Take dynamic voltage control, load management and distributed resources, for instance.
"How do these three go together?" Willoughby asked, rhetorically. "Let's assume the value story is `how can I save the end-user money?'"
The traditional approach of sending more energy than needed to guarantee acceptable voltage at the end-user's home or business wastes energy, he pointed out. But with a smart meter at that endpoint, you can know with certainty how much voltage is reaching the end-user. You now have an option to act on that information, assuming equipment exists on the distribution system and at the end-user to dynamically regulate the voltage.
On the distribution line, you can have single-phase voltage regulators with controls. You can also have pole-mounted capacitors with controls, reclosers with controls and you've got relays, regulators, tap changers with controls. In other words, you can add equipment with controls all along the distribution line. The efficiencies achieved through the resulting dynamic voltage control saves fuel at the generation end, a savings passed through to the customer.
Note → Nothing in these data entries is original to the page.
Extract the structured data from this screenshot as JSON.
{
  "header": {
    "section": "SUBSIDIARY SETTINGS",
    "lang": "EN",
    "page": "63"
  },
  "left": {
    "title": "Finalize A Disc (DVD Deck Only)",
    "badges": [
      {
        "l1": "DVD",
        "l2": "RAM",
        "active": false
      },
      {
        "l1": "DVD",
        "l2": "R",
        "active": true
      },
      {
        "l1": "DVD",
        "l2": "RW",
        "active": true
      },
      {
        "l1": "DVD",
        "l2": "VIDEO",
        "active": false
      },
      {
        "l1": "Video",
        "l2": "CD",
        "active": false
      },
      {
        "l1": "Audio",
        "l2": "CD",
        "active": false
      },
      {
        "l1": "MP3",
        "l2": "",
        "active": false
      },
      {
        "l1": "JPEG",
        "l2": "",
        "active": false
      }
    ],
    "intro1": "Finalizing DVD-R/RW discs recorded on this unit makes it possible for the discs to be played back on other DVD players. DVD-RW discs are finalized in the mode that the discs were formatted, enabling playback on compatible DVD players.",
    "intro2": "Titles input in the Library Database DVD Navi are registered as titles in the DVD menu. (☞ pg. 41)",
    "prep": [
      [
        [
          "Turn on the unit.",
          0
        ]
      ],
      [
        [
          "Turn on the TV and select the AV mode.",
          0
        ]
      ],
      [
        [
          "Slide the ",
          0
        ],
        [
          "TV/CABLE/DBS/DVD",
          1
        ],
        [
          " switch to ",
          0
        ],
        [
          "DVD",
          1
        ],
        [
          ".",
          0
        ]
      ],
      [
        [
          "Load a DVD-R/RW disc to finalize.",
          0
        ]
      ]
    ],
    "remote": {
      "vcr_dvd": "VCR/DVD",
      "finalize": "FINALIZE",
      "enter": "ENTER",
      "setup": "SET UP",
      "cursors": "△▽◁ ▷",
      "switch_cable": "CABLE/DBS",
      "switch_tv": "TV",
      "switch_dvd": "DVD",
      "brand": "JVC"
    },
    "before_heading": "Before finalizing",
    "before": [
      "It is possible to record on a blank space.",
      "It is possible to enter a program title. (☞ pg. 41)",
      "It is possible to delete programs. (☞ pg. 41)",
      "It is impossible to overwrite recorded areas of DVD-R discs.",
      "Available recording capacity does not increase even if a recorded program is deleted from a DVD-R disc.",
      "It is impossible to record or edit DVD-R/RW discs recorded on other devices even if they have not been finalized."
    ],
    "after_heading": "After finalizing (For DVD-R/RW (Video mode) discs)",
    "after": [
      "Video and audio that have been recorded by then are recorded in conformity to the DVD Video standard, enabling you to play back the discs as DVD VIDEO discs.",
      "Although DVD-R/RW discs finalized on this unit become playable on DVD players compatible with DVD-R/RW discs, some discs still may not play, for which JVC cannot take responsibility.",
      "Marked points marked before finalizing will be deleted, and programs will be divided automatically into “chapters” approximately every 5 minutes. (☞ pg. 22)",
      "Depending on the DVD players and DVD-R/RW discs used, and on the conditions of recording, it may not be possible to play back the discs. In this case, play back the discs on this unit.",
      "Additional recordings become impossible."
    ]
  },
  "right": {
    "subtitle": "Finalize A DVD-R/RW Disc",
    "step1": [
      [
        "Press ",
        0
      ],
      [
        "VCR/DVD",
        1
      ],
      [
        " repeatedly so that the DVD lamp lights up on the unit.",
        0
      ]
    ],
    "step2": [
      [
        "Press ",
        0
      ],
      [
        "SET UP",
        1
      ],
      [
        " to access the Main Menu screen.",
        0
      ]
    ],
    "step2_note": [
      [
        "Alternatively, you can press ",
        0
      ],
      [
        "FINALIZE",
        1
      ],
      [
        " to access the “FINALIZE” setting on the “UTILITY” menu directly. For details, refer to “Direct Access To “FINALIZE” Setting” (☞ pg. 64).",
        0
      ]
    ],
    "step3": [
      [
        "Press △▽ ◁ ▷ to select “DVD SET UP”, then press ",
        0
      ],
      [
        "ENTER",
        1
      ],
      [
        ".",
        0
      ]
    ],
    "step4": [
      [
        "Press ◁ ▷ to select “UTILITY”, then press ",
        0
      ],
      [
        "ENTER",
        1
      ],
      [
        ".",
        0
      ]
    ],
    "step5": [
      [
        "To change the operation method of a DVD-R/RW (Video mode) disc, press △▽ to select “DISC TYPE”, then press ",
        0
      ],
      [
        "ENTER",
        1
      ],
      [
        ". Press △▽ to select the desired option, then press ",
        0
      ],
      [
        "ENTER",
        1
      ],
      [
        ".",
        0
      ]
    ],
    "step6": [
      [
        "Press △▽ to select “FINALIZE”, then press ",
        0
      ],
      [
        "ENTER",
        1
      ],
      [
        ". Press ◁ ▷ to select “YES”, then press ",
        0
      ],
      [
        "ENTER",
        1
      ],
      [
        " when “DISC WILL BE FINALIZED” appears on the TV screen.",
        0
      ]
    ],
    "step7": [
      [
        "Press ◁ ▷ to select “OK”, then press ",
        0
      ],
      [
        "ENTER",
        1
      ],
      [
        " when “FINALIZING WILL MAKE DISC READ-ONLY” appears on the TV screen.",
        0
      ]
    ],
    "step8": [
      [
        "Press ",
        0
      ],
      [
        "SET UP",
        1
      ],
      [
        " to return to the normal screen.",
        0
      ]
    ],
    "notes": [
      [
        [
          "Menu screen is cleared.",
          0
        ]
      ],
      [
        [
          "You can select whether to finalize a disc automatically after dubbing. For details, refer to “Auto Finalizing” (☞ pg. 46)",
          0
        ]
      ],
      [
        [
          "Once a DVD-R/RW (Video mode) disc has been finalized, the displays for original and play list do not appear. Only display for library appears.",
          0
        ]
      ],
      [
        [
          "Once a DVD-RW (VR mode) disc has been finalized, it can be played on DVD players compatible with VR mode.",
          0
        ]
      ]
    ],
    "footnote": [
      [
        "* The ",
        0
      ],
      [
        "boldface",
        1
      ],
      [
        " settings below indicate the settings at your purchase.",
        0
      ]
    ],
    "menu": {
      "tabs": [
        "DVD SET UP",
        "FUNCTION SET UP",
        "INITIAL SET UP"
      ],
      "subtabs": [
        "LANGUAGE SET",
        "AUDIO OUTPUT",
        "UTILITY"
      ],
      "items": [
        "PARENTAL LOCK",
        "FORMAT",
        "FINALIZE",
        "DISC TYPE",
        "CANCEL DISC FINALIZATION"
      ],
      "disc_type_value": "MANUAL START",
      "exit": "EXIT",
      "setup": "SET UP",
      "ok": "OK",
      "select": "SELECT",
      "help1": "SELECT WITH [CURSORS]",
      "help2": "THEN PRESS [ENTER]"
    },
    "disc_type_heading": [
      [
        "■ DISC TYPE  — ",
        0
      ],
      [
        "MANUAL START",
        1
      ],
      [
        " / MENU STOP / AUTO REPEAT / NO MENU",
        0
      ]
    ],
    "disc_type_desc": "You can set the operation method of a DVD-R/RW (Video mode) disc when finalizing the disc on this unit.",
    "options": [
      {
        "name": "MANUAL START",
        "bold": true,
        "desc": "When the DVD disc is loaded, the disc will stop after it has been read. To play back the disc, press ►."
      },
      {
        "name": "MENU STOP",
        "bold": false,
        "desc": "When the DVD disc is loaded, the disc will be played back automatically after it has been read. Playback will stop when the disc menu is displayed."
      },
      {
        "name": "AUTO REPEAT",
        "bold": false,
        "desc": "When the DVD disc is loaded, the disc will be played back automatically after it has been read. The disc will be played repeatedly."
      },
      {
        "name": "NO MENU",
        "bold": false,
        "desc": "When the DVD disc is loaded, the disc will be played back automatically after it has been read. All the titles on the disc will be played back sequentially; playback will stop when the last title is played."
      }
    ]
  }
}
The same data allows the utility to levelize the voltage along the distribution line, cutting line losses. That's where distributed resources come in, because they can provide energy closer to the load. They also raise the voltage at the connection point, further complicating the control systems.
If you also have load control for end-user systems such as air conditioning or pool pumps, you have additional tools to achieve efficiencies.
The upshot is that devices, systems and functionalities can be added to a grid and at the end-user to achieve synergies of efficiency, if you will. But the foregoing points about data management, flows and distributed intelligence apply.
Another important factor in this process, according to Willoughby, is that when utilities are transparent and communicative about the efficiencies and potential cost savings with customers—as they are with regulators—acceptance of these new technologies will come much faster and with much less resistance.
Essentially, Willoughby concluded, this isn't "the next big thing." It's today's challenge.